Environment Minister Peter Kent says the opposition parties will not be part of Canada's official delegation at a UN-led meeting in South Africa later this month.
So if they want to take the Tories to task, they will have to pay their own way.
"It's our government's decision with regards to this conference," Kent said Wednesday.
Canada's delegation will include members of the governing Conservative party, as well as business leaders and other experts.
Taxpayers will still pick up the tab for the official delegation, but Kent says the group will be smaller than in past years.

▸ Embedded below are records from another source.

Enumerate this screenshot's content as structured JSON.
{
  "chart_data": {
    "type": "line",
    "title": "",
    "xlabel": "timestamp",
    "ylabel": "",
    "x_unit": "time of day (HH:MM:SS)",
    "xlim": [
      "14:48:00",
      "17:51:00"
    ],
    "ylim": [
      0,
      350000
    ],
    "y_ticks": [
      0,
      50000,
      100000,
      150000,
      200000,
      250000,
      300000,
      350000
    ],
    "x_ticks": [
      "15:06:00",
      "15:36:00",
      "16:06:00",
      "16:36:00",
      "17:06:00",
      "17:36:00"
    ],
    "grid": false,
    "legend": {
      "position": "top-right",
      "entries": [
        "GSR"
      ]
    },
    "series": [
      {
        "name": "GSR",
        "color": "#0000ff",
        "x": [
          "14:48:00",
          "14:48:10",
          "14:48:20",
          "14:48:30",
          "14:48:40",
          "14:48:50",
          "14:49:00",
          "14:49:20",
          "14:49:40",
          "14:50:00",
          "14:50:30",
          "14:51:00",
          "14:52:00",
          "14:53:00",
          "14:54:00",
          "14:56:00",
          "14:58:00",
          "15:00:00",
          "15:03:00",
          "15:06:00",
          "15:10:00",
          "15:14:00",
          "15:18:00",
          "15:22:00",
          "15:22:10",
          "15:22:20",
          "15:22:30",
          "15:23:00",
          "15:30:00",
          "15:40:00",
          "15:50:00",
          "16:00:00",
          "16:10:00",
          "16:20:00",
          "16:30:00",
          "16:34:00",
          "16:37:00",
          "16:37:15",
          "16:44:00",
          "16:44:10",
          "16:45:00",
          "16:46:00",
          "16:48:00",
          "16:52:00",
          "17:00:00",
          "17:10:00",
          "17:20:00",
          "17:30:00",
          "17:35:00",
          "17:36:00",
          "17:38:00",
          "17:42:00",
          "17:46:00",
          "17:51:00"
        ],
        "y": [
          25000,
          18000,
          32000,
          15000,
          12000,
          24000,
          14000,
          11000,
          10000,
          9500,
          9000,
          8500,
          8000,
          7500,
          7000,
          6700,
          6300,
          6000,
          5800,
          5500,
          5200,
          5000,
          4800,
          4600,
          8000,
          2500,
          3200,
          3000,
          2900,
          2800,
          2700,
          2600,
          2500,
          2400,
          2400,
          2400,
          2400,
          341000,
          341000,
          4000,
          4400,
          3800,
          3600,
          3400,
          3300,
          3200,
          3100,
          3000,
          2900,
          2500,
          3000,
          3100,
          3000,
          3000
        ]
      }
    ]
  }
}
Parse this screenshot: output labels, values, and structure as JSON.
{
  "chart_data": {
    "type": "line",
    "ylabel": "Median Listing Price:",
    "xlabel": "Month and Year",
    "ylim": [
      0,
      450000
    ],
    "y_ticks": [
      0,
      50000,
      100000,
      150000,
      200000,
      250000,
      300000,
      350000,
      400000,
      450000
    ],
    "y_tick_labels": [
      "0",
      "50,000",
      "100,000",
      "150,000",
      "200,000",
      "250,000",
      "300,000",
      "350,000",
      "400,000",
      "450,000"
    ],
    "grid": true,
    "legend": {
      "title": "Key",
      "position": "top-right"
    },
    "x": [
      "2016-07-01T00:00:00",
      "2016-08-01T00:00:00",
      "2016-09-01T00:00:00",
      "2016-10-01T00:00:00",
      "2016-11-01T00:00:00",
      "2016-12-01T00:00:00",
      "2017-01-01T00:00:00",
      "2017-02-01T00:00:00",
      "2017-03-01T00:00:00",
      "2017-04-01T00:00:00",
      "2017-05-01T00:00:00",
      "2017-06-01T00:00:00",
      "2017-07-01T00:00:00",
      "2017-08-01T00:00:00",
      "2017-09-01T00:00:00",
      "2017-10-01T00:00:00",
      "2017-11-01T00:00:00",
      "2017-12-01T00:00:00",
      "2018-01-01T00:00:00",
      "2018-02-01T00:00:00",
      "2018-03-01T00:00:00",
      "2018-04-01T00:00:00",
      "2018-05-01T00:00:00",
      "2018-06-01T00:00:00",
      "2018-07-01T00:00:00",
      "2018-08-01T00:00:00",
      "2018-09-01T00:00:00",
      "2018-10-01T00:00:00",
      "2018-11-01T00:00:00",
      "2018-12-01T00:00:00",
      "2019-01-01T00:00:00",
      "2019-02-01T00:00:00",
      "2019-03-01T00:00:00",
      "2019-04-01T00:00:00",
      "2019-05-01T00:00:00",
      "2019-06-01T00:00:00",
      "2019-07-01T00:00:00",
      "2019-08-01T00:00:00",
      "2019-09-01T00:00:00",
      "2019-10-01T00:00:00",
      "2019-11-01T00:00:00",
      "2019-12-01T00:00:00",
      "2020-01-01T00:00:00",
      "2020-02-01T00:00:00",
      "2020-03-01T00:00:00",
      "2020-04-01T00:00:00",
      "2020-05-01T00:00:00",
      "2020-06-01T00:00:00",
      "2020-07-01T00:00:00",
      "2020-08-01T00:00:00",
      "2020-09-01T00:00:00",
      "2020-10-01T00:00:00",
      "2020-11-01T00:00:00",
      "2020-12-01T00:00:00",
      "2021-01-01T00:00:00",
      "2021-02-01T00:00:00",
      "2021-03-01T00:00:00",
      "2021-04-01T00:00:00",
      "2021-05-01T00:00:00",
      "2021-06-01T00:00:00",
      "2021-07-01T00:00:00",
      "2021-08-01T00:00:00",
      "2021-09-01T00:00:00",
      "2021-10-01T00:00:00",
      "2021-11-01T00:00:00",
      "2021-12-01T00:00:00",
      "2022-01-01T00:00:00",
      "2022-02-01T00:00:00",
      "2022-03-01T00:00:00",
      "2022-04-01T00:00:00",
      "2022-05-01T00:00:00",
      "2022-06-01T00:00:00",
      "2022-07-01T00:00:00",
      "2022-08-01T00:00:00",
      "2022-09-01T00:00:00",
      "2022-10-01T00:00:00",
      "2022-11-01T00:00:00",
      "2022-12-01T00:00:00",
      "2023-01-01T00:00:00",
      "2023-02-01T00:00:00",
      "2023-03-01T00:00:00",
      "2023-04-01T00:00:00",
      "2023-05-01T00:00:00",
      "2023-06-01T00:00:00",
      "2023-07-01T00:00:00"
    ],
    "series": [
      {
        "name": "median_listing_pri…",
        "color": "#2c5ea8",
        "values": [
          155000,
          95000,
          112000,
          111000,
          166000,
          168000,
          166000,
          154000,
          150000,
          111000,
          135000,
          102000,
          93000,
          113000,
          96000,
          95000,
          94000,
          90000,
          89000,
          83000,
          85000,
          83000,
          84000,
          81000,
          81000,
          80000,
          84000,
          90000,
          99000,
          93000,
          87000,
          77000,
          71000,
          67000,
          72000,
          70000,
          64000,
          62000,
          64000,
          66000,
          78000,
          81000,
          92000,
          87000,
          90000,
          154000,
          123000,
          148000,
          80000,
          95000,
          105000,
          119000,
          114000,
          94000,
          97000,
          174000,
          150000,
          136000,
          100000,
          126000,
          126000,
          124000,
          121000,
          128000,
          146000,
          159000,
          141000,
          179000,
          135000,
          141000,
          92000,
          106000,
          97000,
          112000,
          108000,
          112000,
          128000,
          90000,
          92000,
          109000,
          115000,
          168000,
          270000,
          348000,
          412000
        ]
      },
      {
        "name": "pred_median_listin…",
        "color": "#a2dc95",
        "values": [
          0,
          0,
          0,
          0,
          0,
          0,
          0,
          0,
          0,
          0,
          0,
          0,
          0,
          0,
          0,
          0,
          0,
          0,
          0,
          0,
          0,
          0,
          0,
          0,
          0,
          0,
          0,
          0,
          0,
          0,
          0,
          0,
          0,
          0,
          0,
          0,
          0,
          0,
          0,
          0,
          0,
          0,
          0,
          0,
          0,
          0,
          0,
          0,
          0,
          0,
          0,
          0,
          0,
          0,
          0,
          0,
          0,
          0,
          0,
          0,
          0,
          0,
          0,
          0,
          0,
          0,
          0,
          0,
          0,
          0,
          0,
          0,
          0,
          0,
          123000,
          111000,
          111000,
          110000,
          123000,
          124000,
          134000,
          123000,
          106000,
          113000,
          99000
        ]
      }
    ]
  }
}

Kent says he does not see any value in bringing along his political rivals.
"We have seen, and I would expect, no helpful comment from the opposition environment critics in what will be for us a challenging COP 17," he said, referring to the highest body of the UN Framework Convention on Climate Change.
Those meetings will run from Nov. 28 through Dec. 9.
At previous conferences, environmental activists have foisted so-called fossil awards on Canada for allegedly blocking progress on a climate deal.
Opposition MPs have been included in climate talks some years and excluded in others.
Green party Leader Elizabeth May asked Kent in the House of Commons if the government would let opposition MPs be part of the delegation if they paid their own freight.
"The accreditation process is a stroke of the pen," May said.
"Where opposition members of Parliament are prepared to pay their own way, will the government commit to ensuring that opposition members of Parliament go to Durban as representatives of Canada?"
Kent said he would think about it.
NDP travel slammed
Also during question period Wednesday, Prime Minister Stephen Harper and Natural Resources Minister Joe Oliver criticized a trip by NDP MPs Meagan Leslie and Claude Gravelle to Washington to argue against approval of TransCanada's Keystone XL pipeline to carry crude from northern Alberta's oilsands.
"This government does not go to another country to argue against job creation in Canada, but that is what the NDP did, a party that is totally unfit to govern and to even comment on the creation of new jobs," Harper said, in response to a question about the economy from interim Opposition Leader Nycole Turmel.
Oliver called the trip a "bizarre anti-trade mission" to "fight against the creation of Canadian jobs."
"The NDP are totally out of touch with ordinary Canadians and economic reality," the minister said. "Send in the clowns."
B.C. NDP MP Kennedy Stewart reminded the House that as opposition leader, Stephen Harper travelled to the U.S. and appeared on Fox News criticizing the Canadian government for refusing to join the Iraq War.